After 10 years, the balance will be forgiven—not the current 20 years.
Consider what that means for the typical NYU or Columbia film-studies graduate earning $30,000.
In 2022, 225% of the poverty line is $30,578.
NYU can charge $75,000, $150,000 or more, and impose debt of $100,000, $250,000 or even $1 million on students. After graduation, they can sign up for debt repayments of nearly zero and have it all forgiven in 10 years.
Encourage tuition increases
All this will encourage universities to continue as they have and to exercise even less discipline regarding costs and tuition.
The new borrowing and debt forgiveness likely will get turned into bonds as the federal government borrows to finance the loans. Either the Federal Reserve will print money to purchase equivalent securities or the supply of U.S. Treasurys in circulation will jump.

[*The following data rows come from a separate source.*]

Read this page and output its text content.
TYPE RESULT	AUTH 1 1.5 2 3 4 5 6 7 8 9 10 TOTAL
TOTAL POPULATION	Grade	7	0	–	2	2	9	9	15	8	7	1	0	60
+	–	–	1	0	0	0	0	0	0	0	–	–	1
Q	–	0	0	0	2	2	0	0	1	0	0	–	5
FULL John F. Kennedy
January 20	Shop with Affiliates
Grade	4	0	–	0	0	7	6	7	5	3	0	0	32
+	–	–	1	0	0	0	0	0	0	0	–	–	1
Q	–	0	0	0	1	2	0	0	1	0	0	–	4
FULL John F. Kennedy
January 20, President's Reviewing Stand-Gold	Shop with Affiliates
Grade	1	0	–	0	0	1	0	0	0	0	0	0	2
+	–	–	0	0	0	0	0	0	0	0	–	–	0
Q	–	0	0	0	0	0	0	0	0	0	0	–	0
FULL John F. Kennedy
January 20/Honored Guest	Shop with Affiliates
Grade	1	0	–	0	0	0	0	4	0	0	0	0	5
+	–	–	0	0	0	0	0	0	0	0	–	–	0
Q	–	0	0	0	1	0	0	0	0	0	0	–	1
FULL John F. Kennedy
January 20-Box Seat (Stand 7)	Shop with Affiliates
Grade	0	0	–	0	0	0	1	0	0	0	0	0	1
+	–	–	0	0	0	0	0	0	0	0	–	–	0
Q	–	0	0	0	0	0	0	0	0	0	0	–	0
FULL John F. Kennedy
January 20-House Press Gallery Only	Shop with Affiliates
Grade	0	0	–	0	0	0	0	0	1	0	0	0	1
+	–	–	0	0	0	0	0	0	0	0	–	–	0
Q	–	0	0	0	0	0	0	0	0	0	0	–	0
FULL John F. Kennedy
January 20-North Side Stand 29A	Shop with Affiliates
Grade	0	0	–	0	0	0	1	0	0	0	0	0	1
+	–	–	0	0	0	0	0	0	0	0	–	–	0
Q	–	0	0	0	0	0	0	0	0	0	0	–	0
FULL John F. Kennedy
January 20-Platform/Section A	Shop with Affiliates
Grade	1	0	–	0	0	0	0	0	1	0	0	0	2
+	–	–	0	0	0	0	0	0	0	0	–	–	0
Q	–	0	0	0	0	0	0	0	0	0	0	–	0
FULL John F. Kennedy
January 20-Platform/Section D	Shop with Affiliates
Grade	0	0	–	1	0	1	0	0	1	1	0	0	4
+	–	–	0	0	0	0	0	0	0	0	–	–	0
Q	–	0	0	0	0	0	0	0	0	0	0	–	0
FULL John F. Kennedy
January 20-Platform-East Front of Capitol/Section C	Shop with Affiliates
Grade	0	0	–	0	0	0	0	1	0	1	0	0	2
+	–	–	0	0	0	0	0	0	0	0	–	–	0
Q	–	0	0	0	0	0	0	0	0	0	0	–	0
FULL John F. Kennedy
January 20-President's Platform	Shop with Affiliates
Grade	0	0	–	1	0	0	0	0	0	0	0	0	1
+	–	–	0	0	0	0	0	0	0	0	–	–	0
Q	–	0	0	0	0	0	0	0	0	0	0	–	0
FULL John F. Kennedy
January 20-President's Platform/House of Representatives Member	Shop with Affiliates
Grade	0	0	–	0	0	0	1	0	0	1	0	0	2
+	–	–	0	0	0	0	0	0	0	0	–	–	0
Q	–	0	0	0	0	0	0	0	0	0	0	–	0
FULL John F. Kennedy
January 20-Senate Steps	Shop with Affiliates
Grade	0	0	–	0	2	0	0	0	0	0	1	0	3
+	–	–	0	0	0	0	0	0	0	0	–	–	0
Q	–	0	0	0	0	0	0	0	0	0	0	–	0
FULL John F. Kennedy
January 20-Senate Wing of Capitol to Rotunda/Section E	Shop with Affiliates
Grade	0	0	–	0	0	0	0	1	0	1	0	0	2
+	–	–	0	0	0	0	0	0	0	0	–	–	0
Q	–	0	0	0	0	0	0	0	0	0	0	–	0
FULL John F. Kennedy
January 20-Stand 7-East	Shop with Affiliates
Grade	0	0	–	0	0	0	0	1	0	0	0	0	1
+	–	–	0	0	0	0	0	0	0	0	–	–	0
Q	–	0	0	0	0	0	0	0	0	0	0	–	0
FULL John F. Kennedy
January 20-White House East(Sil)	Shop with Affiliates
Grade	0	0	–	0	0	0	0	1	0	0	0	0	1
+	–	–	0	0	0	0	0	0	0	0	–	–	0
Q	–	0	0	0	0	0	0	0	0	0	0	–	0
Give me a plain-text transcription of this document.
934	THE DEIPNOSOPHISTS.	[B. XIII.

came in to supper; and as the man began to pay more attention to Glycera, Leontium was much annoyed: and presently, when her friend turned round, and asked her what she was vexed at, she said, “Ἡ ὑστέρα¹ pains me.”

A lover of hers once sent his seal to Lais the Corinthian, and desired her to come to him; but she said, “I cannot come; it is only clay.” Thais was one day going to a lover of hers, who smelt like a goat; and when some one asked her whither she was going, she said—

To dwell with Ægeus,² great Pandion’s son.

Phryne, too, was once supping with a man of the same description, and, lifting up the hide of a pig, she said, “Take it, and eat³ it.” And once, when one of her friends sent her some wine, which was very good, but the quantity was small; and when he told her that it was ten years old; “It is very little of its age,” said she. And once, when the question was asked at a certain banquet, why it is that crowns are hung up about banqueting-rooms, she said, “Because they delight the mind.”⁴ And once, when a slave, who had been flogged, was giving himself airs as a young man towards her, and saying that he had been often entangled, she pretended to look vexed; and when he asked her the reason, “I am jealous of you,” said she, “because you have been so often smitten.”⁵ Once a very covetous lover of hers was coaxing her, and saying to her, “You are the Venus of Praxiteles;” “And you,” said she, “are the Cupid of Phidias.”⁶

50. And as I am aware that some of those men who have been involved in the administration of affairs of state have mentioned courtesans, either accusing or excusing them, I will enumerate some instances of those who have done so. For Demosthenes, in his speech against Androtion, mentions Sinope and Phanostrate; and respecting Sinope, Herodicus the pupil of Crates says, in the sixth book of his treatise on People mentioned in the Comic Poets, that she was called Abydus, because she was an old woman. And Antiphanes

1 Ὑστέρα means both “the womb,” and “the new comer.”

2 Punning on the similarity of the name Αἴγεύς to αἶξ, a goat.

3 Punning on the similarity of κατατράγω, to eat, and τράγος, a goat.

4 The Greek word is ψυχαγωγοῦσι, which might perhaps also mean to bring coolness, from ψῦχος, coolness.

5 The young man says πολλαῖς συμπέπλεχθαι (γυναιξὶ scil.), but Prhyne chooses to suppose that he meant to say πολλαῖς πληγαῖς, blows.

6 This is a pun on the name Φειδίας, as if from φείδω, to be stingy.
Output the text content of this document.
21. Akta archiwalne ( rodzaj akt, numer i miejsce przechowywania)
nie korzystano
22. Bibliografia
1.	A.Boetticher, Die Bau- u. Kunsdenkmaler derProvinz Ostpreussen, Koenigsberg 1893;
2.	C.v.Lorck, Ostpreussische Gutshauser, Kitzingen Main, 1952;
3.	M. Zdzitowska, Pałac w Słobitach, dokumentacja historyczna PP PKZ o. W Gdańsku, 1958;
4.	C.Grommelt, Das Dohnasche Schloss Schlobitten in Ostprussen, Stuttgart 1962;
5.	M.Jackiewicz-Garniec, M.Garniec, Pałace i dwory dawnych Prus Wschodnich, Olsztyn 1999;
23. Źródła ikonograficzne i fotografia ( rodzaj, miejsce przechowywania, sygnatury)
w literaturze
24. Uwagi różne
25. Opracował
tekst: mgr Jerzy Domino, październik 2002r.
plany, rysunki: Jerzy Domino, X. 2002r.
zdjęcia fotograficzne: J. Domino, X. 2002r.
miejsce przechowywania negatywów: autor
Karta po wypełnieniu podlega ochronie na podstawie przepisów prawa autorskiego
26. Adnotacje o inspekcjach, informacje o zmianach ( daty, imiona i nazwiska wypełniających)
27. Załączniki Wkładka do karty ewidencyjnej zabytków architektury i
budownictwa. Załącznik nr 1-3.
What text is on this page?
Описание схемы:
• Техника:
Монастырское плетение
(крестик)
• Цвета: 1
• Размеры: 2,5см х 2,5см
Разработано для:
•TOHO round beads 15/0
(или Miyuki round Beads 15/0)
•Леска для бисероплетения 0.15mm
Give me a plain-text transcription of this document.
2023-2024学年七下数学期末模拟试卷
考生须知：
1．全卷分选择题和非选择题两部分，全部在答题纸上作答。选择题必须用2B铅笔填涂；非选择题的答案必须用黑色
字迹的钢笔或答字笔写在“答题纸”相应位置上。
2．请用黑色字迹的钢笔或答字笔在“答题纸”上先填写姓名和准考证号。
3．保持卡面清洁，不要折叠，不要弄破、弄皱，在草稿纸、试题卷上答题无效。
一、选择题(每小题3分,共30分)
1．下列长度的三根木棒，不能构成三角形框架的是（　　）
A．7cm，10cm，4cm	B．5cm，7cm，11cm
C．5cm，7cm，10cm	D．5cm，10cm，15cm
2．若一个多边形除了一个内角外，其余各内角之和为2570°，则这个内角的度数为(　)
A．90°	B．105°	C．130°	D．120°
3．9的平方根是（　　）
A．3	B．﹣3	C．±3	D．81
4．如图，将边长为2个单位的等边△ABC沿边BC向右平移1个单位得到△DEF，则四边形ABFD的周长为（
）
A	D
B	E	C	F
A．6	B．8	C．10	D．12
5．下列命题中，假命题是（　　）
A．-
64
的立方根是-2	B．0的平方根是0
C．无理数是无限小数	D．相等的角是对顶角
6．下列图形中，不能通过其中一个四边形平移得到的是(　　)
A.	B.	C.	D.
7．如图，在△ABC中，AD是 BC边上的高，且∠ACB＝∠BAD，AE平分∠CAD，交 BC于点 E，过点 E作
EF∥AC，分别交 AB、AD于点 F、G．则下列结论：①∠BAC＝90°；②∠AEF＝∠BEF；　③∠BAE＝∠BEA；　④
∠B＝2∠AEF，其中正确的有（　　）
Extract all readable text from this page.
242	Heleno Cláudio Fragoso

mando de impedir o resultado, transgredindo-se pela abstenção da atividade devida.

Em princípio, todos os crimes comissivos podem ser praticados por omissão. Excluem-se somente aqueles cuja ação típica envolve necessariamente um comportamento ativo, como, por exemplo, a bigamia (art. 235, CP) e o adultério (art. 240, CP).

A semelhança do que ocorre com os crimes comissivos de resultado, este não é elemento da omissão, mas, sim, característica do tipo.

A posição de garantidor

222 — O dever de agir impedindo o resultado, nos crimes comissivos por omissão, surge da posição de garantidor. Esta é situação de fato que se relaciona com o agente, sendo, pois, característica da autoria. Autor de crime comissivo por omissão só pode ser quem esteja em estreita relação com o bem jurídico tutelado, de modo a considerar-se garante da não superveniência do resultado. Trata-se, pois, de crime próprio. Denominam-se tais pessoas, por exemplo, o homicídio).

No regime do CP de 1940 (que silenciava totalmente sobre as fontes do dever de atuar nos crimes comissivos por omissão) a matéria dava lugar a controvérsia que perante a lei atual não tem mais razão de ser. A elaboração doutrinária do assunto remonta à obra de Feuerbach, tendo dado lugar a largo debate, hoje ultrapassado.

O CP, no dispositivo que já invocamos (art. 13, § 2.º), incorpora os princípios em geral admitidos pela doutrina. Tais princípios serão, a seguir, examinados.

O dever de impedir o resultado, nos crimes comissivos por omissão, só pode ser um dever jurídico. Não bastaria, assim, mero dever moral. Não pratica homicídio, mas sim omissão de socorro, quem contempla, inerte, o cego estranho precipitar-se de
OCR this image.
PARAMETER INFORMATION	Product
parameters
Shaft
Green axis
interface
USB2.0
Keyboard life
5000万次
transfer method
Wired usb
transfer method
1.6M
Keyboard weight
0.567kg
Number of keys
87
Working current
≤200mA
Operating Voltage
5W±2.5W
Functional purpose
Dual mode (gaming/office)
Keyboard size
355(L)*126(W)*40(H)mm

The new debt will either add to inflation or crowd out other investment.
The Federal Reserve’s exercise of monetary policy to promote employment and manage inflation will be further constrained by a policy that enables the creation of billions in additional federal debt.
The legal justification for an executive order as opposed to legislation for all this irresponsibility appears to be a 2003 statute that permits the secretary of education to waive or modify student loans in a national emergency.
Two years after the COVID shutdowns, it is hard to justify that we are in such an emergency. Businesses are ordering workers back to offices and pandemic protocols are being relaxed, for example, for public transportation in New York.
Arguably, the statute is applicable only on a case-by case-basis—it is not a writ for blanket forgiveness.
All this smells of presidential arrogation of congressional power to spend.
Sadly, identifying individuals with standing to challenge this madness in court appears difficult.
Biden likes to point a finger at the irresponsible and threatening behavior of his predecessor. He might do well to look in the mirror.
Peter Morici is an economist and emeritus business professor at the University of Maryland, and a national columnist.